Kegiatan tersebut menghadirkan Dr. Suprapedi, M.Eng.Sc. dari Pusat Riset Kebijakan Publik BRIN sebagai narasumber utama. Forum diikuti dosen dari Program Studi Agribisnis, Teknologi Hasil Pertanian, Informatika, Teknik Elektro, dan Teknik Komputer.
Wakil Rektor Kerja Sama dan Pendanaan Kreatif UNU Jogja, Ian Agisti Dewi Rani, mengatakan kolaborasi lintas sektor menjadi langkah penting agar perguruan tinggi mampu beradaptasi dengan perubahan kebutuhan dunia kerja dan industri yang berkembang cepat.
“Untuk menyeimbangkan perubahan kebutuhan dunia kerja dan industri, diskusi ini penting sebagai sarana pengembangan dosen sekaligus mendukung target luaran universitas,” ujarnya.
Ia menjelaskan forum tersebut dirancang sebagai ruang eksplorasi gagasan dan penguatan pengetahuan yang relevan dengan tantangan pendidikan tinggi saat ini. Menurutnya, dosen perlu didorong untuk menghasilkan luaran akademik yang tidak hanya kuat secara teoritis, tetapi juga memiliki dampak nyata bagi masyarakat dan industri.
Melalui strategi “5 Go” yang meliputi Global, Innovative, Digital, Collabs, dan Professional, UNU Jogja menargetkan diri menjadi Professional Hub yang mampu membangun jejaring kolaboratif dan menghasilkan inovasi yang relevan dengan kebutuhan zaman.

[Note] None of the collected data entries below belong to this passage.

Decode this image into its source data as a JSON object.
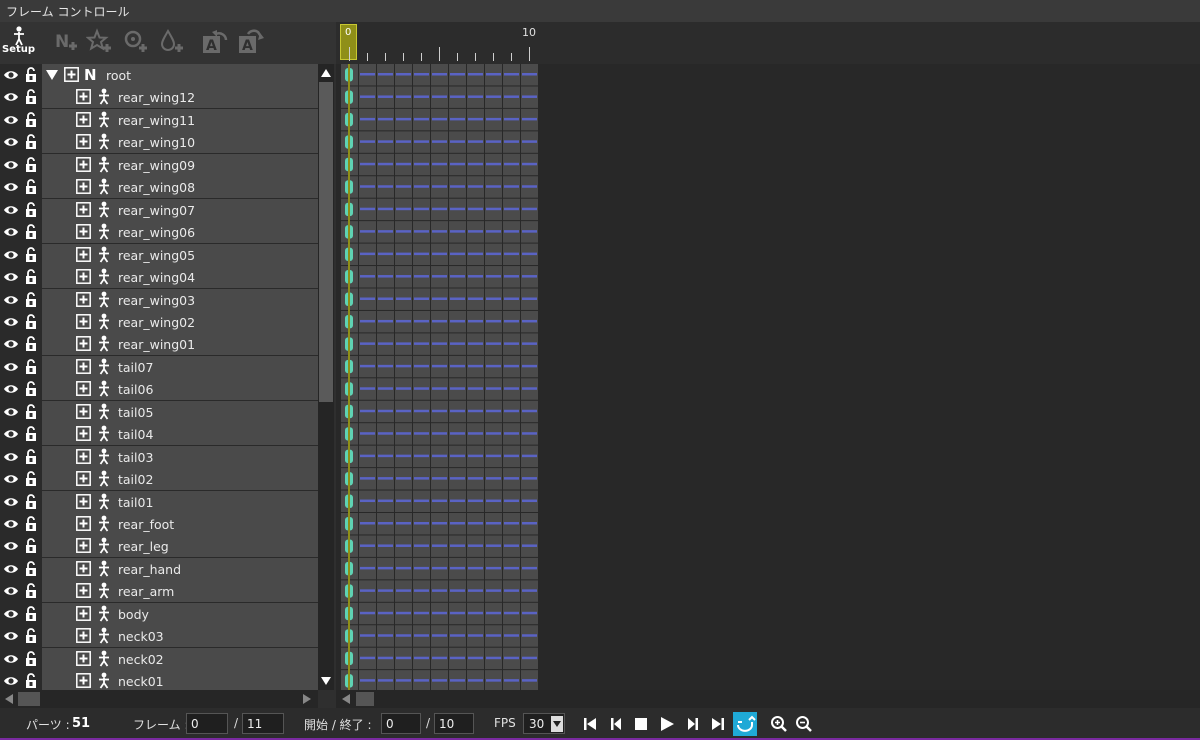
{
  "window": {
    "title": "フレーム コントロール"
  },
  "toolbar": {
    "setup_label": "Setup",
    "buttons": [
      "setup-icon",
      "add-null-icon",
      "add-star-icon",
      "add-effect-icon",
      "add-drop-icon",
      "text-rotate-left-icon",
      "text-rotate-right-icon"
    ]
  },
  "tree": {
    "root": {
      "name": "root"
    },
    "parts": [
      "rear_wing12",
      "rear_wing11",
      "rear_wing10",
      "rear_wing09",
      "rear_wing08",
      "rear_wing07",
      "rear_wing06",
      "rear_wing05",
      "rear_wing04",
      "rear_wing03",
      "rear_wing02",
      "rear_wing01",
      "tail07",
      "tail06",
      "tail05",
      "tail04",
      "tail03",
      "tail02",
      "tail01",
      "rear_foot",
      "rear_leg",
      "rear_hand",
      "rear_arm",
      "body",
      "neck03",
      "neck02",
      "neck01"
    ]
  },
  "timeline": {
    "current_frame_label": "0",
    "ruler_label_10": "10",
    "frames": 11
  },
  "bottom": {
    "parts_label": "パーツ :",
    "parts_count": "51",
    "frame_label": "フレーム :",
    "frame_value": "0",
    "frame_total": "11",
    "range_label": "開始 / 終了 :",
    "range_start": "0",
    "range_end": "10",
    "fps_label": "FPS",
    "fps_value": "30",
    "slash": "/"
  },
  "colors": {
    "keyframe": "#5fd3b4",
    "tween": "#5a63c4",
    "cursor": "#8f8f18",
    "loop_active": "#1fa9d6"
  }
}
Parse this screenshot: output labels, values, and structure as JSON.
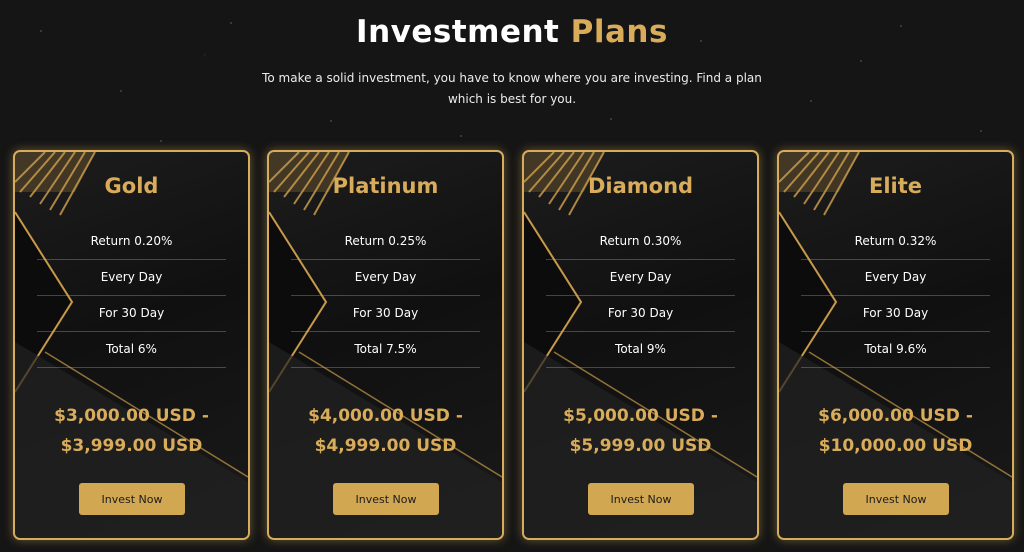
{
  "header": {
    "title_main": "Investment",
    "title_accent": "Plans",
    "subtitle": "To make a solid investment, you have to know where you are investing. Find a plan which is best for you."
  },
  "plans": [
    {
      "name": "Gold",
      "return": "Return 0.20%",
      "frequency": "Every Day",
      "duration": "For 30 Day",
      "total": "Total 6%",
      "price_from": "$3,000.00 USD -",
      "price_to": "$3,999.00 USD",
      "button": "Invest Now"
    },
    {
      "name": "Platinum",
      "return": "Return 0.25%",
      "frequency": "Every Day",
      "duration": "For 30 Day",
      "total": "Total 7.5%",
      "price_from": "$4,000.00 USD -",
      "price_to": "$4,999.00 USD",
      "button": "Invest Now"
    },
    {
      "name": "Diamond",
      "return": "Return 0.30%",
      "frequency": "Every Day",
      "duration": "For 30 Day",
      "total": "Total 9%",
      "price_from": "$5,000.00 USD -",
      "price_to": "$5,999.00 USD",
      "button": "Invest Now"
    },
    {
      "name": "Elite",
      "return": "Return 0.32%",
      "frequency": "Every Day",
      "duration": "For 30 Day",
      "total": "Total 9.6%",
      "price_from": "$6,000.00 USD -",
      "price_to": "$10,000.00 USD",
      "button": "Invest Now"
    }
  ],
  "colors": {
    "accent": "#d8ac5a",
    "background": "#151515",
    "text": "#ffffff"
  }
}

Dalam sesi diskusi, Koordinator Pusat Studi UNU Jogja, Sunaji Zamroni, turut menekankan pentingnya sinergi antara perguruan tinggi dan dunia industri untuk memperkuat pengembangan akademik yang lebih adaptif.
Menurutnya, koordinasi yang baik antara kampus dan mitra industri dapat membuka peluang kolaborasi yang lebih luas, mulai dari pengembangan riset, peningkatan kompetensi dosen, hingga penciptaan inovasi yang sesuai kebutuhan lapangan.

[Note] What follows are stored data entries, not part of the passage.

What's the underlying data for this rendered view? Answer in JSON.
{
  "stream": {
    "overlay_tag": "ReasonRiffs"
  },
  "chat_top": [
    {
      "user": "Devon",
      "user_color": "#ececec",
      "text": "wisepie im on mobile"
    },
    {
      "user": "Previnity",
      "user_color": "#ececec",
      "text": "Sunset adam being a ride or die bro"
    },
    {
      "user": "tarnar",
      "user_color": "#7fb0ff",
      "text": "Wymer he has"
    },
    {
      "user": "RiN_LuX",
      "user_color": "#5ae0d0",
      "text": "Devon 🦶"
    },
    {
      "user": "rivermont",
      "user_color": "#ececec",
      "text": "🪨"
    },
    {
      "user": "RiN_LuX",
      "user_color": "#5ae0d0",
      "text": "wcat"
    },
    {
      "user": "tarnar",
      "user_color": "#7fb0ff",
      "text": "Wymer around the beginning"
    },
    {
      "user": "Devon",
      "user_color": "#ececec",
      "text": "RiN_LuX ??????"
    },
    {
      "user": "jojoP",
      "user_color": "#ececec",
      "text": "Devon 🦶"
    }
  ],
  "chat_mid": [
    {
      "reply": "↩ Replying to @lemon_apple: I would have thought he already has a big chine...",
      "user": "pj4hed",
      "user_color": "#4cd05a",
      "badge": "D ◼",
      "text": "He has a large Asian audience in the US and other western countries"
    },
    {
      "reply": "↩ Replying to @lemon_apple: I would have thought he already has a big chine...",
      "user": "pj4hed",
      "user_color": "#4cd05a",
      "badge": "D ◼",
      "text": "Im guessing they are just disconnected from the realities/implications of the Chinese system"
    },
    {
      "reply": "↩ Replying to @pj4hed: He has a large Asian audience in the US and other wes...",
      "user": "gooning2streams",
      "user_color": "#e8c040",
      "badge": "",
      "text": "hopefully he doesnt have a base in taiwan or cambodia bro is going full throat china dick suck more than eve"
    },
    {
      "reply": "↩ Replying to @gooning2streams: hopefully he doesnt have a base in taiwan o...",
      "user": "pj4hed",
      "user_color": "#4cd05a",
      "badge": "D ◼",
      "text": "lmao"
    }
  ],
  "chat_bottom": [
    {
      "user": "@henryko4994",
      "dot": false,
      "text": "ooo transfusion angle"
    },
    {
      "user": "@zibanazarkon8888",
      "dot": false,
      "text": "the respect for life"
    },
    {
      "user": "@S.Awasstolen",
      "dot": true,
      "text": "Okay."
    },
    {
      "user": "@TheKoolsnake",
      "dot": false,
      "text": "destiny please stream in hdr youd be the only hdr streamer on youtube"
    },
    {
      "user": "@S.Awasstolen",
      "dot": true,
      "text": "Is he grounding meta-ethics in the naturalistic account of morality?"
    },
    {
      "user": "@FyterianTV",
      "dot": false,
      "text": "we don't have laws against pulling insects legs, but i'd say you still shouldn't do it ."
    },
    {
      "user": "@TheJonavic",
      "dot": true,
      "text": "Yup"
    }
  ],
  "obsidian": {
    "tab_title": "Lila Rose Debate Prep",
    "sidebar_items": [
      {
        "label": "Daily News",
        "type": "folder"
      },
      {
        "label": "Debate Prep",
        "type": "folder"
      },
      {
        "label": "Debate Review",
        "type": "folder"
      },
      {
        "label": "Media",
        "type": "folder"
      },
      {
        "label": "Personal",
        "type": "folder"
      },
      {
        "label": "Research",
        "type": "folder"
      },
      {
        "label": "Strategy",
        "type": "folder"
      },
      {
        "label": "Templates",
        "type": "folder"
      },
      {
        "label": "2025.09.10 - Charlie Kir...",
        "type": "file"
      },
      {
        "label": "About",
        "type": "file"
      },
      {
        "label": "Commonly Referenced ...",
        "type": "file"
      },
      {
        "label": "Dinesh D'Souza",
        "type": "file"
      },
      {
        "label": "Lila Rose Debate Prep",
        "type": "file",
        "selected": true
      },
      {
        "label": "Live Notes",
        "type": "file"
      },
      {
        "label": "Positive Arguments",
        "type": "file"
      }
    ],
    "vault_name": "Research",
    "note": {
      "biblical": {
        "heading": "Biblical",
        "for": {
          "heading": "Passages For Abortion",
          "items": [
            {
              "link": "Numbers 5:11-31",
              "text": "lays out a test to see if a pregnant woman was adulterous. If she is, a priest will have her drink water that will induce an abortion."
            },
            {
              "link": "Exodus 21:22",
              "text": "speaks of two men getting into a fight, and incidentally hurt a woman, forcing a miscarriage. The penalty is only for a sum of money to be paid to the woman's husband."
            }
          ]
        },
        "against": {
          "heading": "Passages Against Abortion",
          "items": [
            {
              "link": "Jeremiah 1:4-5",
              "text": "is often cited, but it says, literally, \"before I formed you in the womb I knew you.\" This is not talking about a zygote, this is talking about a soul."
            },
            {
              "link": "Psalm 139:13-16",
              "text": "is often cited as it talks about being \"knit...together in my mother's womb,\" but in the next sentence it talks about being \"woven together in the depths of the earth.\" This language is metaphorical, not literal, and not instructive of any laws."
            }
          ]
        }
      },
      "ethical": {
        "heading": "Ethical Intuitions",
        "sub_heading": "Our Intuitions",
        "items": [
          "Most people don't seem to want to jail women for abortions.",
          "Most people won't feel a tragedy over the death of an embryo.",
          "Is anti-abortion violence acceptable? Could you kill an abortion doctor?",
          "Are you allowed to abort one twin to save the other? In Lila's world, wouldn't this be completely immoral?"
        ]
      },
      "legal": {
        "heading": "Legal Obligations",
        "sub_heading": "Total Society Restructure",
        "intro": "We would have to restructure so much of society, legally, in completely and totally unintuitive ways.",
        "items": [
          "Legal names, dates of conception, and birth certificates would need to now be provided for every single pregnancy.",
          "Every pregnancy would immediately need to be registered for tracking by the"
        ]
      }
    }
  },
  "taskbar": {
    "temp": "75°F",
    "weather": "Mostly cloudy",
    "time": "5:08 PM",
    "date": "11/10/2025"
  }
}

“Koordinasi yang baik antara universitas dan mitra industri tidak hanya mendukung pengembangan personal dosen, tetapi juga memberikan kontribusi nyata bagi peningkatan kualitas institusi pendidikan tinggi secara keseluruhan,” katanya.

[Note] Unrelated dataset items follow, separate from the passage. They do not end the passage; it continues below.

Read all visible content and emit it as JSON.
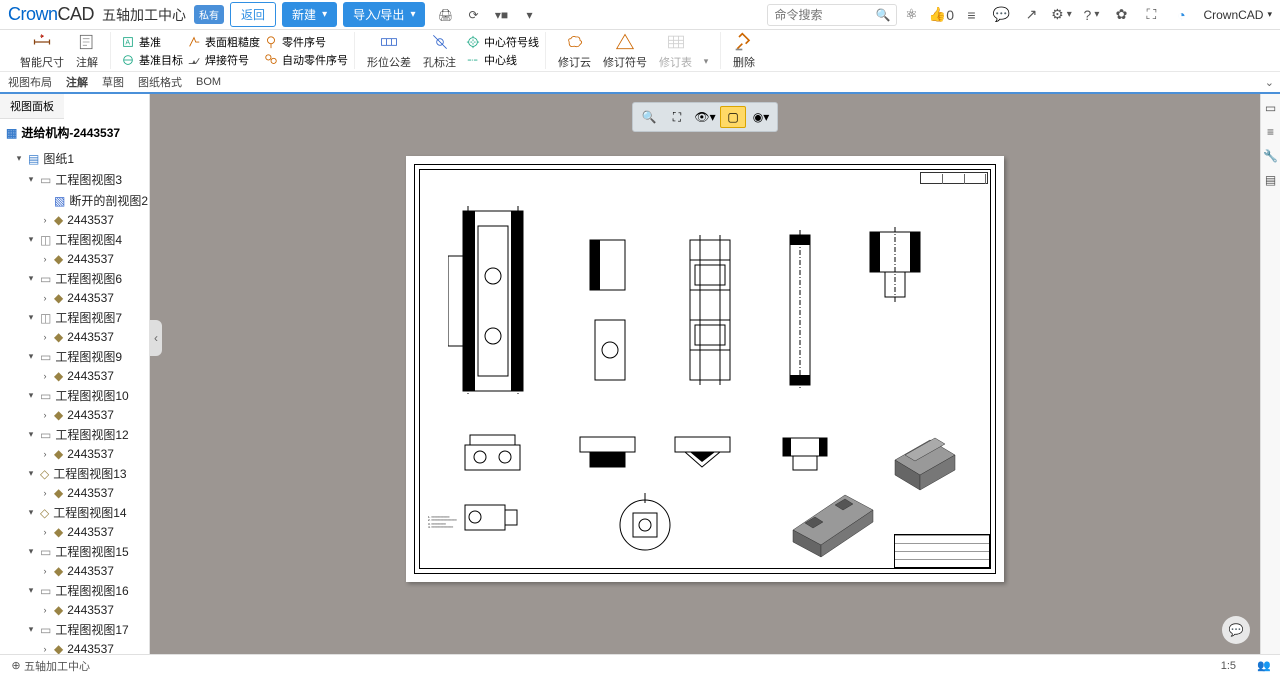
{
  "app": {
    "brand_c": "Crown",
    "brand_cad": "CAD",
    "doc_title": "五轴加工中心",
    "private_badge": "私有"
  },
  "top_buttons": {
    "back": "返回",
    "new": "新建",
    "import_export": "导入/导出"
  },
  "search": {
    "placeholder": "命令搜索"
  },
  "msg_count": "0",
  "account": "CrownCAD",
  "ribbon": {
    "smart_dim": "智能尺寸",
    "annotate": "注解",
    "datum": "基准",
    "datum_target": "基准目标",
    "surface_rough": "表面粗糙度",
    "weld_symbol": "焊接符号",
    "part_no": "零件序号",
    "auto_part_no": "自动零件序号",
    "shape_tol": "形位公差",
    "hole_callout": "孔标注",
    "center_symbol": "中心符号线",
    "center_line": "中心线",
    "rev_cloud": "修订云",
    "rev_symbol": "修订符号",
    "rev_table": "修订表",
    "delete": "删除"
  },
  "tabs": {
    "layout": "视图布局",
    "annotate": "注解",
    "sketch": "草图",
    "sheet_format": "图纸格式",
    "bom": "BOM"
  },
  "sidebar": {
    "panel_tab": "视图面板",
    "doc": "进给机构-2443537",
    "sheet": "图纸1",
    "child_id": "2443537",
    "views": {
      "v3": "工程图视图3",
      "broken": "断开的剖视图2",
      "v4": "工程图视图4",
      "v6": "工程图视图6",
      "v7": "工程图视图7",
      "v9": "工程图视图9",
      "v10": "工程图视图10",
      "v12": "工程图视图12",
      "v13": "工程图视图13",
      "v14": "工程图视图14",
      "v15": "工程图视图15",
      "v16": "工程图视图16",
      "v17": "工程图视图17"
    }
  },
  "status": {
    "doc": "五轴加工中心",
    "scale": "1:5"
  }
}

FGD tersebut membahas penguatan karya tulis ilmiah, pengembangan karya terapan, hingga eksplorasi karya seni dan kreatif sebagai solusi inovatif terhadap persoalan sosial maupun industri. Forum juga menyoroti pentingnya sinkronisasi antara kurikulum akademik, kebijakan riset nasional, dan kebutuhan industri.
Selain itu, diskusi turut mengangkat perubahan kebutuhan keterampilan global di masa depan. Mengacu pada laporan Future of Jobs Report 2025 dari World Economic Forum, sekitar 39 persen keterampilan utama diperkirakan akan berubah pada 2030. Kompetensi seperti artificial intelligence (AI), big data, cybersecurity, creative thinking, analytical thinking, hingga leadership diprediksi menjadi kebutuhan utama dunia industri.
Dalam pemaparannya mengenai hilirisasi riset dan inovasi, Dr. Suprapedi menilai banyak hasil riset akademik belum mampu berkembang hingga tahap implementasi karena minimnya strategi bisnis dan desain inovasi yang matang sejak awal.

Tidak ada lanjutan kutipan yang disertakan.